Thank you very much for following this tutorial and of course, if you have any questions or feedback, please comment below and I'm happy to help.
Check the other parts of this tutorial here:
PART 01 - ORNATE LOGO DESIGN, GETTING STARTED
PART 02 - ORNATE LOGO DESIGN, ADDING ORNAMENTS
PART 03 - ORNATE LOGO DESIGN, FINE TUNING
PART 04 - ORNATE LOGO DESIGN, FINAL FILE PREPARATION
PART 05 - ORNATE LOGO DESIGN, COLORS AND EXPORTING FILES
This is so good, I like that you went the extra mile to show how to prepare for printing and export. I think the only hard part is having the talent to make a nice initial sketch. Even though it’s not fleshed out it’s a nice balanced design. You can already see the rest is going to turn out well from that starting point.
I was astounded when I cam across HTC’s ad of Facebook and knew I’d have to buy it in a heartbeat, which I did.
I was shocked by the amount and quality of the package I purchased. And to find your template files with non-outlined content inside made it extra worthy. And, to boot, full tutorials on the process of creating these wonderful designs.
I straight away headed to the comprehensive tutorial to see if I could somewhat recreate the Black Tiger logo in my company’s name. It was a cinch! and, more importantly, so much fun.
Thank you Tobias, you’re a trailblazer in the retention of bygone design. I’m in 100% for a revolution! Let’s bring it back.

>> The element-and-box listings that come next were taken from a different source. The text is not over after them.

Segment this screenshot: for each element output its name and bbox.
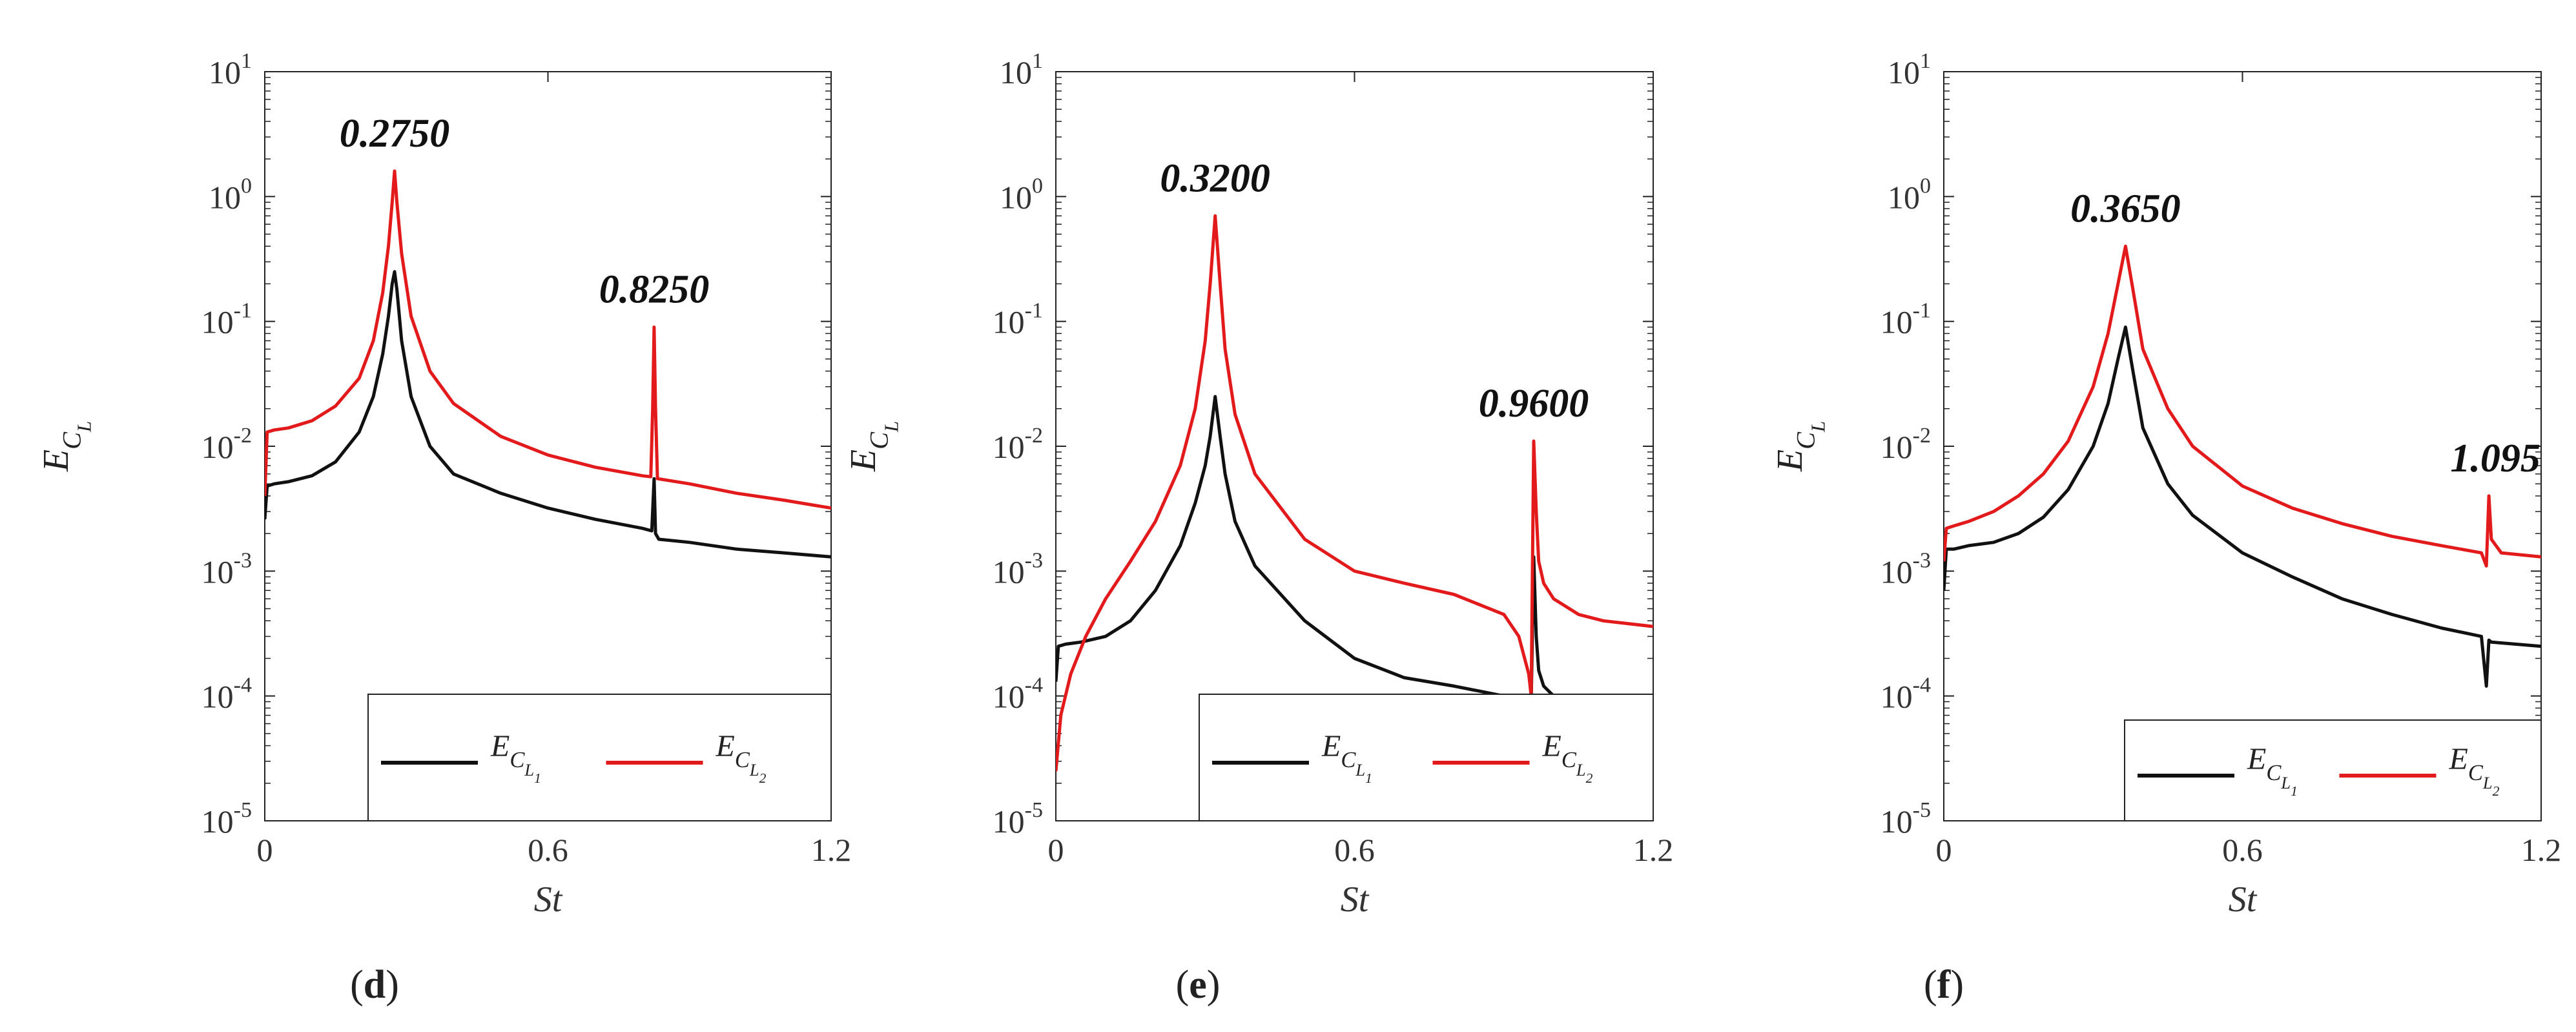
y-tick-label: 100 bbox=[209, 174, 252, 215]
series-line-1 bbox=[1944, 325, 2541, 688]
y-tick-label: 10-1 bbox=[201, 299, 252, 340]
peak-label: 0.2750 bbox=[340, 112, 450, 156]
x-tick-label: 1.2 bbox=[2521, 832, 2562, 868]
y-tick-label: 10-4 bbox=[201, 674, 252, 715]
y-tick-label: 10-5 bbox=[1880, 798, 1931, 840]
y-axis-label-text: ECL bbox=[1770, 421, 1829, 472]
x-axis-label: St bbox=[2229, 880, 2258, 920]
x-tick-label: 0.6 bbox=[2222, 832, 2263, 868]
legend-label-2: ECL2 bbox=[1542, 729, 1593, 786]
legend-box bbox=[367, 694, 832, 821]
peak-label: 1.095 bbox=[2450, 437, 2540, 480]
legend-label-2: ECL2 bbox=[2449, 742, 2500, 799]
y-tick-label: 10-4 bbox=[993, 674, 1043, 715]
legend-label-1-text: ECL1 bbox=[2247, 742, 2298, 799]
legend-box bbox=[2124, 719, 2542, 821]
panel-d: 10-5 10-4 10-3 10-2 10-1 100 101 0 0.6 1.2 St ECL 0.… bbox=[36, 49, 851, 1007]
panel-e: 10-5 10-4 10-3 10-2 10-1 100 101 0 0.6 1.2 St ECL 0.… bbox=[843, 49, 1673, 1007]
y-tick-label: 101 bbox=[209, 49, 252, 90]
x-tick-label: 1.2 bbox=[811, 832, 852, 868]
legend-label-2-text: ECL2 bbox=[716, 729, 767, 786]
x-tick-label: 1.2 bbox=[1633, 832, 1674, 868]
series-line-2 bbox=[1944, 244, 2541, 568]
legend-label-1: ECL1 bbox=[490, 729, 541, 786]
y-tick-label: 10-5 bbox=[201, 798, 252, 840]
y-tick-label: 100 bbox=[1000, 174, 1043, 215]
x-tick-label: 0.6 bbox=[1334, 832, 1375, 868]
y-tick-label: 101 bbox=[1000, 49, 1043, 90]
y-tick-label: 10-3 bbox=[993, 548, 1043, 590]
y-tick-label: 10-2 bbox=[201, 424, 252, 465]
legend-box bbox=[1199, 694, 1654, 821]
x-tick-label: 0.6 bbox=[528, 832, 568, 868]
y-tick-label: 10-2 bbox=[993, 424, 1043, 465]
peak-label: 0.9600 bbox=[1479, 382, 1589, 426]
legend-label-1: ECL1 bbox=[2247, 742, 2298, 799]
panel-label: (d) bbox=[350, 963, 399, 1007]
series-line-1 bbox=[265, 270, 831, 559]
y-axis-label: ECL bbox=[843, 421, 902, 472]
panel-label: (e) bbox=[1176, 963, 1221, 1007]
y-axis-label-text: ECL bbox=[843, 421, 902, 472]
peak-label: 0.3200 bbox=[1160, 156, 1270, 200]
panel-label: (f) bbox=[1924, 963, 1964, 1007]
series-line-2 bbox=[1056, 214, 1653, 772]
y-tick-label: 100 bbox=[1888, 174, 1931, 215]
y-tick-label: 101 bbox=[1888, 49, 1931, 90]
peak-label: 0.8250 bbox=[599, 268, 710, 312]
peak-label: 0.3650 bbox=[2070, 187, 2181, 231]
y-tick-label: 10-1 bbox=[1880, 299, 1931, 340]
y-tick-label: 10-2 bbox=[1880, 424, 1931, 465]
y-axis-label-text: ECL bbox=[36, 421, 95, 472]
legend-label-2: ECL2 bbox=[716, 729, 767, 786]
legend-label-1-text: ECL1 bbox=[1321, 729, 1372, 786]
y-tick-label: 10-1 bbox=[993, 299, 1043, 340]
y-tick-label: 10-3 bbox=[201, 548, 252, 590]
x-axis-label: St bbox=[1341, 880, 1370, 920]
y-tick-label: 10-5 bbox=[993, 798, 1043, 840]
series-line-1 bbox=[1056, 395, 1653, 714]
legend-label-1: ECL1 bbox=[1321, 729, 1372, 786]
x-tick-label: 0 bbox=[1048, 832, 1064, 868]
legend-label-2-text: ECL2 bbox=[2449, 742, 2500, 799]
y-axis-label: ECL bbox=[36, 421, 95, 472]
legend-label-1-text: ECL1 bbox=[490, 729, 541, 786]
y-axis-label: ECL bbox=[1770, 421, 1829, 472]
x-tick-label: 0 bbox=[257, 832, 273, 868]
panel-f: 10-5 10-4 10-3 10-2 10-1 100 101 0 0.6 1.2 St ECL 0.… bbox=[1770, 49, 2561, 1007]
x-axis-label: St bbox=[534, 880, 563, 920]
y-tick-label: 10-4 bbox=[1880, 674, 1931, 715]
series-line-2 bbox=[265, 169, 831, 510]
x-tick-label: 0 bbox=[1936, 832, 1952, 868]
legend-label-2-text: ECL2 bbox=[1542, 729, 1593, 786]
y-tick-label: 10-3 bbox=[1880, 548, 1931, 590]
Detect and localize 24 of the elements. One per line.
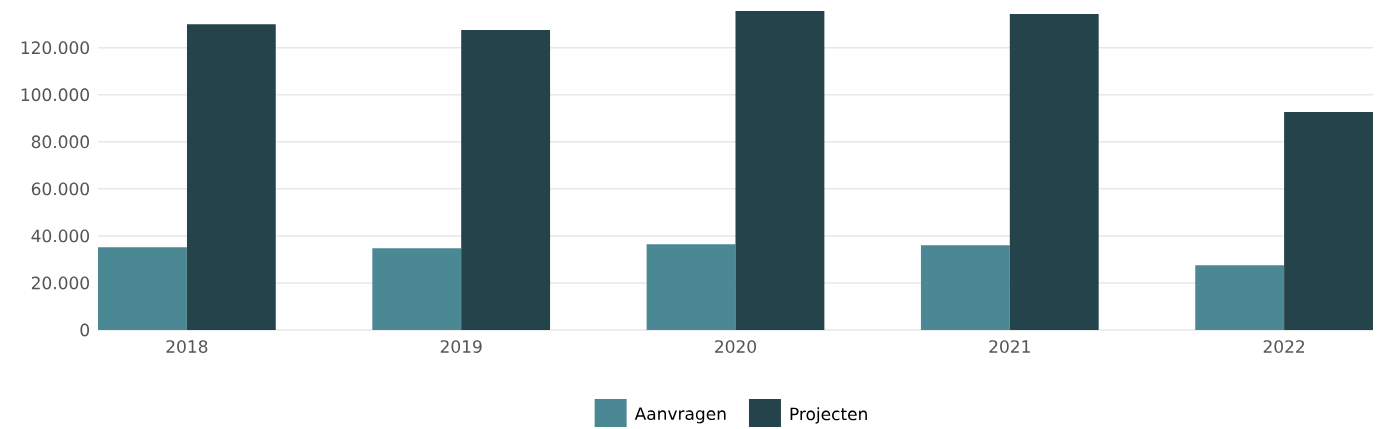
y-tick-label: 60.000 — [31, 182, 89, 196]
y-tick-label: 120.000 — [21, 41, 89, 55]
bar — [1195, 265, 1285, 331]
y-tick-label: 0 — [80, 323, 90, 337]
y-tick-label: 100.000 — [21, 88, 89, 102]
legend-label: Projecten — [790, 407, 867, 424]
x-tick-label: 2020 — [715, 340, 756, 354]
x-tick-label: 2022 — [1263, 340, 1305, 354]
x-tick-label: 2021 — [989, 340, 1030, 354]
y-tick-label: 40.000 — [31, 229, 89, 243]
y-tick-label: 20.000 — [31, 276, 89, 290]
y-tick-label: 80.000 — [31, 135, 89, 149]
bar — [920, 245, 1010, 331]
bar — [98, 247, 187, 331]
legend-label: Aanvragen — [634, 407, 726, 424]
bar — [1009, 14, 1099, 331]
x-tick-label: 2019 — [440, 340, 482, 354]
bar — [735, 11, 825, 331]
bar — [186, 24, 276, 331]
bar — [372, 248, 462, 331]
bar — [461, 30, 551, 331]
bar — [646, 244, 736, 331]
x-tick-label: 2018 — [166, 340, 208, 354]
bar — [1284, 111, 1373, 331]
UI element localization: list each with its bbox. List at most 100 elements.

Here’s my attempt: https://www.dropbox.com/s/4xn4ggahd2tn20g/GKSC.gif?dl=0
Thank you so much for this! A really helpful and in-depth tutorial, and of course your work is beautiful.
Thanks for a thorough and clear tutorial. Though I didn’t need to reference it (this time) props for cross-referencing to Adobe tutorials and other background info. Those that need the background can get it easily, yet it saves the main topic from clutter and detail overkill. Lovely products!